14. Captions: All headings preceding the text of the several sections and paragraphs hereof are inserted solely for the convenience and reference of the parties and do not constitute a part of this Agreement, nor shall they affect their meaning or interpretation thereof.

15. Assignment: This Agreement may not be assigned without the prior written consent of both parties, such consent not to be unreasonably withheld, conditioned, or delayed.

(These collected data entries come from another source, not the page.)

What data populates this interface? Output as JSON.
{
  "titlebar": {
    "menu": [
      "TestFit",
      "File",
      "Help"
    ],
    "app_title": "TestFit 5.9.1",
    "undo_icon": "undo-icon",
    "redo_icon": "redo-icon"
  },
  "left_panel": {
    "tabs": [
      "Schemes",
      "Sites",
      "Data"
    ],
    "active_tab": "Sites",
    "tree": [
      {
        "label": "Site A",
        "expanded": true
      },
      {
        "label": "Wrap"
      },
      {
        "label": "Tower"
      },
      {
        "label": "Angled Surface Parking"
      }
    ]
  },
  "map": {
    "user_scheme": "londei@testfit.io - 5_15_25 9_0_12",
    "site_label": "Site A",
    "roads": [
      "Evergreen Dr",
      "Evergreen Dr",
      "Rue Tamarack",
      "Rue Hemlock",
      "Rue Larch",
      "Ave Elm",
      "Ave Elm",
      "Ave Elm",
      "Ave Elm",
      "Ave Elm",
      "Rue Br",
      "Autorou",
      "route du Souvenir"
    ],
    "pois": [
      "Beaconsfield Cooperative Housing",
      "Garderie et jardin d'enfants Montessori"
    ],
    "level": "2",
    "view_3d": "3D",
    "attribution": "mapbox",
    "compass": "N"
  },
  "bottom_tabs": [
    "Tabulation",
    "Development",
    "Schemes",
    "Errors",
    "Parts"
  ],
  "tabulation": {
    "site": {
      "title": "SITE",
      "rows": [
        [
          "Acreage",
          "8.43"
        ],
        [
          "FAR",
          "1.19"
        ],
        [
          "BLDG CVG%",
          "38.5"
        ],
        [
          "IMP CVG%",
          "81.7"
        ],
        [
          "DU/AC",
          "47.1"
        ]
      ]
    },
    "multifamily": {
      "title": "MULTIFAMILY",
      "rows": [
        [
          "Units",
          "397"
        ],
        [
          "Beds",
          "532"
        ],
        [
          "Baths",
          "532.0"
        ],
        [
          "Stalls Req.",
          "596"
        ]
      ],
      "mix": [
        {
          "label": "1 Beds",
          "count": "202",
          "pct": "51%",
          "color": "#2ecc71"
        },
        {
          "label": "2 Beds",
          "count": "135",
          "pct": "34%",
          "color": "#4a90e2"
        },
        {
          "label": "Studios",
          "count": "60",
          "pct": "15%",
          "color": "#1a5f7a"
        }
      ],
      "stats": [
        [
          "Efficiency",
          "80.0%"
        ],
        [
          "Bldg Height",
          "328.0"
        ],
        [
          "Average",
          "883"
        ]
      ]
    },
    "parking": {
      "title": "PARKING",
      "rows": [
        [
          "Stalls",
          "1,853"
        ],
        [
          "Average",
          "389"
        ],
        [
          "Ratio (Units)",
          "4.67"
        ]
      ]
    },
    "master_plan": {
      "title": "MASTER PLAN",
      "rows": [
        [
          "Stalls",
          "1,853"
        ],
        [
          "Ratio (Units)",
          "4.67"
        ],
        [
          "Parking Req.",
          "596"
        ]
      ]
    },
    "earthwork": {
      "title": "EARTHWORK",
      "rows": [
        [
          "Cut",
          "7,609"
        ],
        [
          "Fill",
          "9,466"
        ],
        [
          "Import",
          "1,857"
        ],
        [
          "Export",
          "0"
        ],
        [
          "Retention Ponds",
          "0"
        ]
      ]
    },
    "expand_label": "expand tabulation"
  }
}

16. Severability: If any provision of this Agreement is invalid or unenforceable, in whole or in part, such provision and this Agreement shall be deemed and construed to be modified or restricted to the extent that and in the manner necessary to render the same valid and enforceable, or shall be deemed excised from this Agreement as the case may require.

17. Modification: Unless otherwise authorized by this Agreement, all modifications must be in writing and signed by both parties to be valid.

18. No Third Party Beneficiary: The parties to this Agreement do not intend to confer a benefit to any third party.